Parrish and Hirsch are on the current subcommittee, as are commissioners Roger Morgan, Tom Antor and Talen. County Treasurer Kenneth Parrish is also on the panel. Commissioner Gary Rolls chairs the group, which held its second meeting last week. A contingent from the county will again travel to Pennsylvania’s Lancaster County in May to learn more about that preservation effort.
This year, the county is headed toward buying the development rights from four farms for $468,000, or an average of $1,560 per acre. The funding is coming from the USDA Farmland Protection Program via a $210,000 grant, and $258,000 from the county’s Agricultural Preservation Board. The county bought the rights from one farm last year and from five farms the previous year. So far, the PDR program has preserved 1,544 farmland acres from being commercially developed.
At the Executive Committee meeting, Voorhees suggested that the county look into other ways to help the agricultural business. Parrish said such an effort couldn’t be restricted to farms but would have to include the local food-processing industry, which she said employs about 14,000 workers here.
Commissioner Jim Saalfeld said the value of farmland is rising. In another part of the state, he said farm acreage was going for $3,200 an acre in 2008, and last year that per-acre price reached $10,000. “I’m wondering how that growth will affect the PDR program,” he said.
“I don’t think we’re growing at that rate here,” said Parrish.
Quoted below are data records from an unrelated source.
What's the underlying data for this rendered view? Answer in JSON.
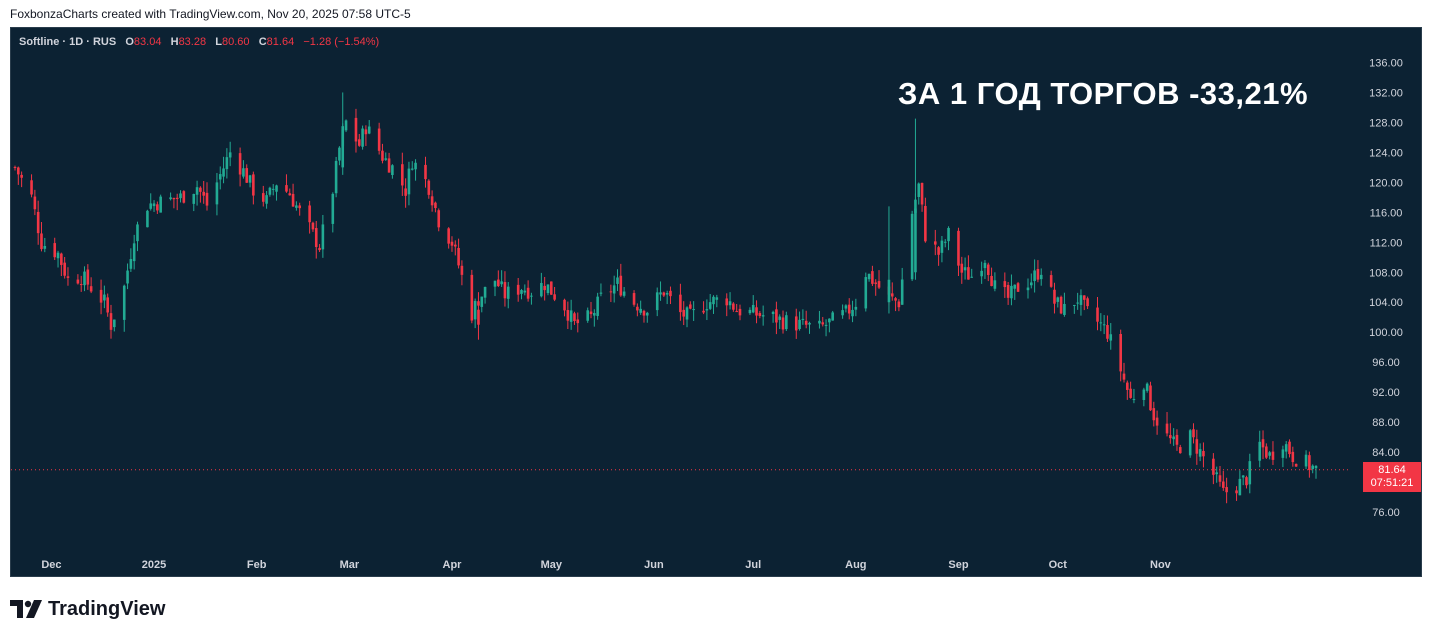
{
  "header": {
    "credit": "FoxbonzaCharts created with TradingView.com, Nov 20, 2025 07:58 UTC-5"
  },
  "legend": {
    "symbol": "Softline · 1D · RUS",
    "o_label": "O",
    "o_value": "83.04",
    "h_label": "H",
    "h_value": "83.28",
    "l_label": "L",
    "l_value": "80.60",
    "c_label": "C",
    "c_value": "81.64",
    "change": "−1.28 (−1.54%)"
  },
  "annotation": "ЗА 1 ГОД ТОРГОВ -33,21%",
  "last_price": {
    "price": "81.64",
    "countdown": "07:51:21"
  },
  "footer": {
    "brand": "TradingView"
  },
  "colors": {
    "background": "#0c2233",
    "up": "#22ab94",
    "down": "#f23645",
    "axis_text": "#d1d4dc"
  },
  "chart_data": {
    "type": "candlestick",
    "interval": "1D",
    "ylim": [
      72,
      138
    ],
    "y_ticks": [
      "76.00",
      "80.00",
      "84.00",
      "88.00",
      "92.00",
      "96.00",
      "100.00",
      "104.00",
      "108.00",
      "112.00",
      "116.00",
      "120.00",
      "124.00",
      "128.00",
      "132.00",
      "136.00"
    ],
    "x_ticks": [
      {
        "label": "Dec",
        "date": "2024-12-01"
      },
      {
        "label": "2025",
        "date": "2025-01-01"
      },
      {
        "label": "Feb",
        "date": "2025-02-01"
      },
      {
        "label": "Mar",
        "date": "2025-03-01"
      },
      {
        "label": "Apr",
        "date": "2025-04-01"
      },
      {
        "label": "May",
        "date": "2025-05-01"
      },
      {
        "label": "Jun",
        "date": "2025-06-01"
      },
      {
        "label": "Jul",
        "date": "2025-07-01"
      },
      {
        "label": "Aug",
        "date": "2025-08-01"
      },
      {
        "label": "Sep",
        "date": "2025-09-01"
      },
      {
        "label": "Oct",
        "date": "2025-10-01"
      },
      {
        "label": "Nov",
        "date": "2025-11-01"
      }
    ],
    "last_price_line": 81.64,
    "series_close": [
      {
        "date": "2024-11-20",
        "close": 122.0
      },
      {
        "date": "2024-11-25",
        "close": 118.0
      },
      {
        "date": "2024-11-28",
        "close": 112.0
      },
      {
        "date": "2024-12-03",
        "close": 110.5
      },
      {
        "date": "2024-12-06",
        "close": 107.0
      },
      {
        "date": "2024-12-10",
        "close": 107.5
      },
      {
        "date": "2024-12-13",
        "close": 106.0
      },
      {
        "date": "2024-12-17",
        "close": 104.0
      },
      {
        "date": "2024-12-19",
        "close": 101.0
      },
      {
        "date": "2024-12-23",
        "close": 106.0
      },
      {
        "date": "2024-12-26",
        "close": 113.0
      },
      {
        "date": "2024-12-30",
        "close": 117.0
      },
      {
        "date": "2025-01-09",
        "close": 118.0
      },
      {
        "date": "2025-01-14",
        "close": 119.5
      },
      {
        "date": "2025-01-17",
        "close": 117.0
      },
      {
        "date": "2025-01-21",
        "close": 121.0
      },
      {
        "date": "2025-01-24",
        "close": 124.0
      },
      {
        "date": "2025-01-28",
        "close": 121.5
      },
      {
        "date": "2025-01-31",
        "close": 119.0
      },
      {
        "date": "2025-02-04",
        "close": 117.5
      },
      {
        "date": "2025-02-07",
        "close": 120.0
      },
      {
        "date": "2025-02-11",
        "close": 118.5
      },
      {
        "date": "2025-02-14",
        "close": 116.0
      },
      {
        "date": "2025-02-18",
        "close": 113.0
      },
      {
        "date": "2025-02-20",
        "close": 111.5
      },
      {
        "date": "2025-02-24",
        "close": 119.0
      },
      {
        "date": "2025-02-26",
        "close": 124.5
      },
      {
        "date": "2025-02-28",
        "close": 128.0
      },
      {
        "date": "2025-03-04",
        "close": 125.0
      },
      {
        "date": "2025-03-06",
        "close": 127.5
      },
      {
        "date": "2025-03-11",
        "close": 123.5
      },
      {
        "date": "2025-03-14",
        "close": 122.0
      },
      {
        "date": "2025-03-18",
        "close": 119.0
      },
      {
        "date": "2025-03-20",
        "close": 123.0
      },
      {
        "date": "2025-03-25",
        "close": 119.5
      },
      {
        "date": "2025-03-28",
        "close": 115.0
      },
      {
        "date": "2025-04-01",
        "close": 112.0
      },
      {
        "date": "2025-04-03",
        "close": 109.0
      },
      {
        "date": "2025-04-07",
        "close": 102.5
      },
      {
        "date": "2025-04-09",
        "close": 104.5
      },
      {
        "date": "2025-04-14",
        "close": 107.0
      },
      {
        "date": "2025-04-17",
        "close": 105.0
      },
      {
        "date": "2025-04-22",
        "close": 106.0
      },
      {
        "date": "2025-04-25",
        "close": 105.5
      },
      {
        "date": "2025-04-29",
        "close": 106.5
      },
      {
        "date": "2025-05-05",
        "close": 103.5
      },
      {
        "date": "2025-05-08",
        "close": 101.0
      },
      {
        "date": "2025-05-13",
        "close": 102.0
      },
      {
        "date": "2025-05-16",
        "close": 104.5
      },
      {
        "date": "2025-05-21",
        "close": 106.5
      },
      {
        "date": "2025-05-26",
        "close": 104.0
      },
      {
        "date": "2025-05-30",
        "close": 103.0
      },
      {
        "date": "2025-06-04",
        "close": 105.5
      },
      {
        "date": "2025-06-09",
        "close": 102.5
      },
      {
        "date": "2025-06-12",
        "close": 102.0
      },
      {
        "date": "2025-06-17",
        "close": 104.0
      },
      {
        "date": "2025-06-23",
        "close": 104.5
      },
      {
        "date": "2025-06-26",
        "close": 103.0
      },
      {
        "date": "2025-07-01",
        "close": 102.5
      },
      {
        "date": "2025-07-07",
        "close": 102.0
      },
      {
        "date": "2025-07-10",
        "close": 101.5
      },
      {
        "date": "2025-07-15",
        "close": 101.0
      },
      {
        "date": "2025-07-21",
        "close": 100.5
      },
      {
        "date": "2025-07-25",
        "close": 101.5
      },
      {
        "date": "2025-07-29",
        "close": 102.5
      },
      {
        "date": "2025-08-01",
        "close": 104.0
      },
      {
        "date": "2025-08-04",
        "close": 108.0
      },
      {
        "date": "2025-08-07",
        "close": 106.5
      },
      {
        "date": "2025-08-11",
        "close": 104.5
      },
      {
        "date": "2025-08-14",
        "close": 104.0
      },
      {
        "date": "2025-08-18",
        "close": 116.0
      },
      {
        "date": "2025-08-20",
        "close": 119.5
      },
      {
        "date": "2025-08-22",
        "close": 113.0
      },
      {
        "date": "2025-08-26",
        "close": 110.5
      },
      {
        "date": "2025-08-29",
        "close": 113.0
      },
      {
        "date": "2025-09-02",
        "close": 108.0
      },
      {
        "date": "2025-09-05",
        "close": 107.5
      },
      {
        "date": "2025-09-09",
        "close": 110.0
      },
      {
        "date": "2025-09-12",
        "close": 106.0
      },
      {
        "date": "2025-09-16",
        "close": 104.5
      },
      {
        "date": "2025-09-19",
        "close": 106.0
      },
      {
        "date": "2025-09-23",
        "close": 107.0
      },
      {
        "date": "2025-09-26",
        "close": 108.5
      },
      {
        "date": "2025-09-30",
        "close": 104.0
      },
      {
        "date": "2025-10-03",
        "close": 103.0
      },
      {
        "date": "2025-10-07",
        "close": 104.5
      },
      {
        "date": "2025-10-10",
        "close": 102.5
      },
      {
        "date": "2025-10-14",
        "close": 101.0
      },
      {
        "date": "2025-10-16",
        "close": 100.0
      },
      {
        "date": "2025-10-20",
        "close": 95.0
      },
      {
        "date": "2025-10-23",
        "close": 91.0
      },
      {
        "date": "2025-10-27",
        "close": 93.5
      },
      {
        "date": "2025-10-30",
        "close": 89.0
      },
      {
        "date": "2025-11-03",
        "close": 86.0
      },
      {
        "date": "2025-11-06",
        "close": 84.5
      },
      {
        "date": "2025-11-10",
        "close": 86.0
      },
      {
        "date": "2025-11-13",
        "close": 84.0
      },
      {
        "date": "2025-11-17",
        "close": 81.0
      },
      {
        "date": "2025-11-20",
        "close": 78.5
      },
      {
        "date": "2025-11-24",
        "close": 79.5
      },
      {
        "date": "2025-11-27",
        "close": 80.5
      },
      {
        "date": "2025-12-01",
        "close": 85.0
      },
      {
        "date": "2025-12-04",
        "close": 83.5
      },
      {
        "date": "2025-12-08",
        "close": 85.5
      },
      {
        "date": "2025-12-11",
        "close": 83.5
      },
      {
        "date": "2025-12-15",
        "close": 82.5
      },
      {
        "date": "2025-12-18",
        "close": 81.64
      }
    ]
  }
}
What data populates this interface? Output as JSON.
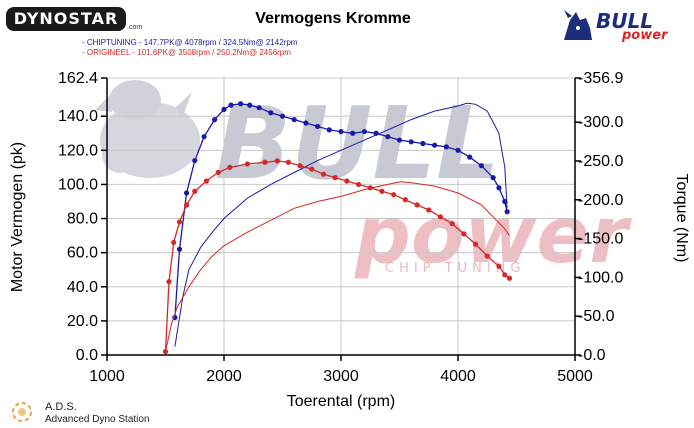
{
  "header": {
    "title": "Vermogens Kromme",
    "brand_left": "DYNOSTAR",
    "brand_left_suffix": ".com",
    "brand_right": "BULL",
    "brand_right_sub": "power",
    "brand_right_tag": "CHIP TUNING"
  },
  "footer": {
    "ads_title": "A.D.S.",
    "ads_subtitle": "Advanced Dyno Station"
  },
  "watermark": {
    "word1": "BULL",
    "word2": "power",
    "word3": "CHIP TUNING"
  },
  "colors": {
    "chiptuning": "#1a1aa8",
    "origineel": "#d62828",
    "watermark_blue": "#9aa0b4",
    "watermark_red": "#e7a9b0"
  },
  "chart_data": {
    "type": "line",
    "title": "Vermogens Kromme",
    "xlabel": "Toerental (rpm)",
    "ylabel_left": "Motor Vermogen (pk)",
    "ylabel_right": "Torque (Nm)",
    "xlim": [
      1000,
      5000
    ],
    "ylim_left": [
      0,
      162.4
    ],
    "ylim_right": [
      0,
      356.9
    ],
    "xticks": [
      "1000",
      "2000",
      "3000",
      "4000",
      "5000"
    ],
    "yticks_left": [
      "0.0",
      "20.0",
      "40.0",
      "60.0",
      "80.0",
      "100.0",
      "120.0",
      "140.0",
      "162.4"
    ],
    "yticks_right": [
      "0.0",
      "50.0",
      "100.0",
      "150.0",
      "200.0",
      "250.0",
      "300.0",
      "356.9"
    ],
    "grid": true,
    "legend_position": "top-left",
    "legend": [
      "- CHIPTUNING  - 147.7PK@ 4078rpm / 324.5Nm@ 2142rpm",
      "- ORIGINEEL  - 101.6PK@ 3508rpm / 250.2Nm@ 2456rpm"
    ],
    "series": [
      {
        "name": "CHIPTUNING",
        "kind": "torque",
        "axis": "left",
        "style": "dotted",
        "color": "#1a1aa8",
        "x": [
          1580,
          1620,
          1680,
          1750,
          1830,
          1920,
          2000,
          2060,
          2142,
          2220,
          2300,
          2400,
          2500,
          2600,
          2700,
          2800,
          2900,
          3000,
          3100,
          3200,
          3300,
          3400,
          3500,
          3600,
          3700,
          3800,
          3900,
          4000,
          4100,
          4200,
          4300,
          4350,
          4400,
          4420
        ],
        "y": [
          22,
          62,
          95,
          114,
          128,
          138,
          144,
          146.5,
          147.3,
          146.5,
          145,
          142,
          140,
          138,
          136,
          134,
          132,
          131,
          130,
          131,
          130,
          128,
          126,
          125,
          124,
          123,
          122,
          120,
          116,
          111,
          104,
          98,
          90,
          84
        ]
      },
      {
        "name": "CHIPTUNING",
        "kind": "power",
        "axis": "left",
        "style": "line",
        "color": "#1a1aa8",
        "x": [
          1580,
          1650,
          1700,
          1800,
          1900,
          2000,
          2200,
          2400,
          2600,
          2800,
          3000,
          3200,
          3400,
          3600,
          3800,
          4000,
          4078,
          4150,
          4250,
          4350,
          4400,
          4420
        ],
        "y": [
          5,
          35,
          50,
          63,
          72,
          80,
          92,
          100,
          107,
          114,
          120,
          126,
          132,
          138,
          143,
          146,
          147.7,
          147,
          143,
          130,
          110,
          86
        ]
      },
      {
        "name": "ORIGINEEL",
        "kind": "torque",
        "axis": "left",
        "style": "dotted",
        "color": "#d62828",
        "x": [
          1500,
          1530,
          1570,
          1620,
          1680,
          1750,
          1850,
          1950,
          2050,
          2200,
          2350,
          2456,
          2550,
          2650,
          2750,
          2850,
          2950,
          3050,
          3150,
          3250,
          3350,
          3450,
          3550,
          3650,
          3750,
          3850,
          3950,
          4050,
          4150,
          4250,
          4350,
          4400,
          4440
        ],
        "y": [
          2,
          43,
          66,
          78,
          88,
          96,
          102,
          107,
          110,
          112,
          113,
          113.8,
          113,
          111,
          109,
          106,
          104,
          102,
          100,
          98,
          96,
          94,
          91,
          88,
          85,
          81,
          77,
          71,
          65,
          58,
          52,
          47,
          45
        ]
      },
      {
        "name": "ORIGINEEL",
        "kind": "power",
        "axis": "left",
        "style": "line",
        "color": "#d62828",
        "x": [
          1500,
          1550,
          1600,
          1700,
          1800,
          1900,
          2000,
          2200,
          2400,
          2600,
          2800,
          3000,
          3200,
          3400,
          3508,
          3600,
          3800,
          4000,
          4200,
          4400,
          4440
        ],
        "y": [
          2,
          18,
          28,
          40,
          50,
          58,
          64,
          72,
          79,
          86,
          90,
          93,
          97,
          100,
          101.6,
          101,
          99,
          95,
          88,
          74,
          70
        ]
      }
    ]
  }
}
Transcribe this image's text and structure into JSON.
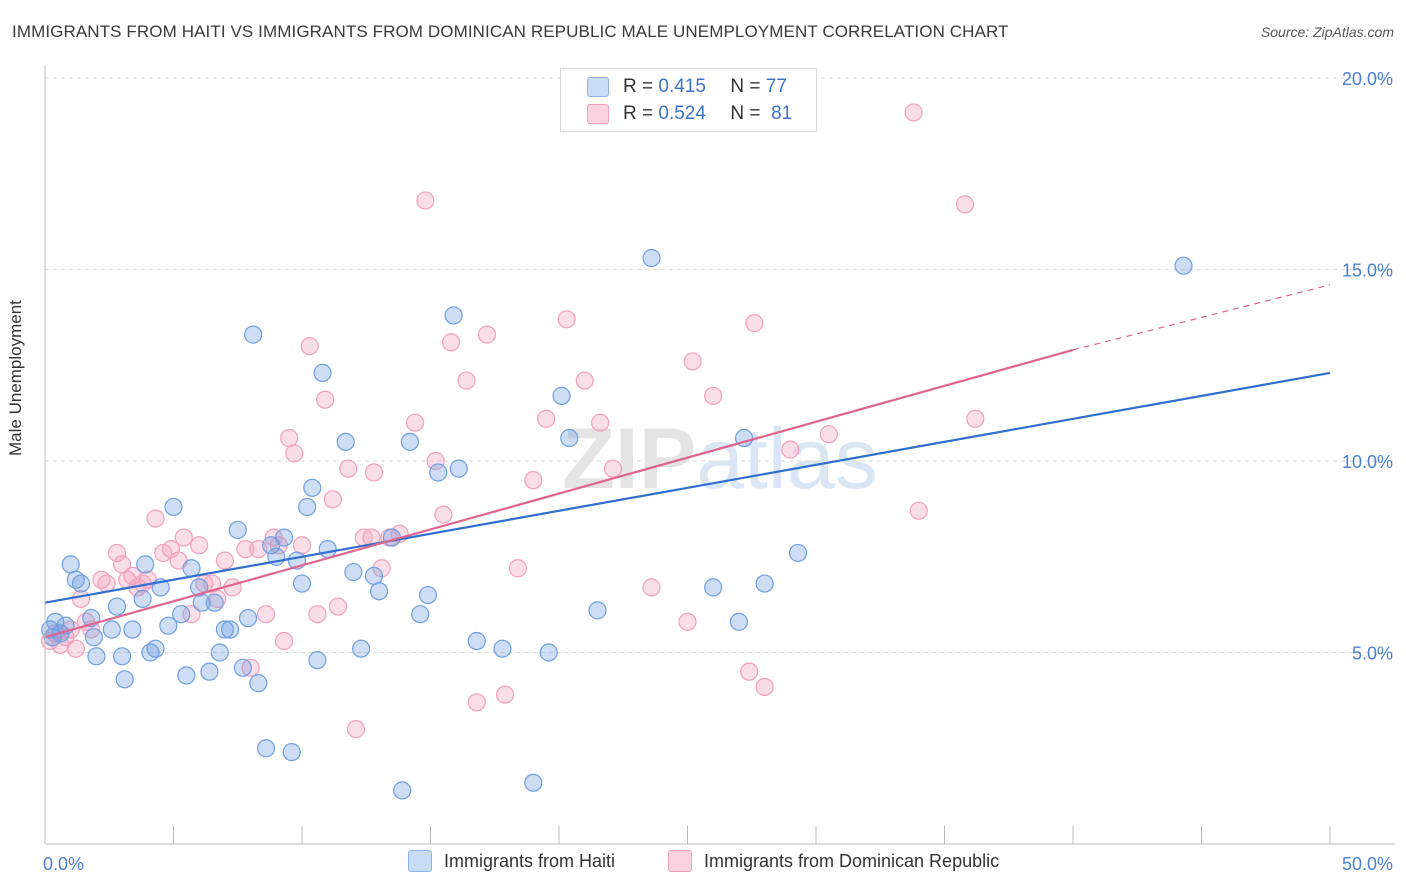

Although the value of agricultural land has been the only property class that has risen the past three years, including a tiny gain of 0.77 percent last year, the per-acre cost for development rights hasn’t. The preservation price was more than $4,000 an acre in 2005, 2006 and 2007; it reached $5,000 an acre in 2008. Since then, the price has fallen dramatically and is $1,560 per acre this year.
When commissioners established the PDR ordinance almost a decade ago, the county’s goal was to preserve 25,000 acres of farmland. Last year’s subcommittee estimated it would cost about $55 million to do that.
“We can get to our goal of 25,000 acres in just about 20 years,” said Talen last year. “We can do this.”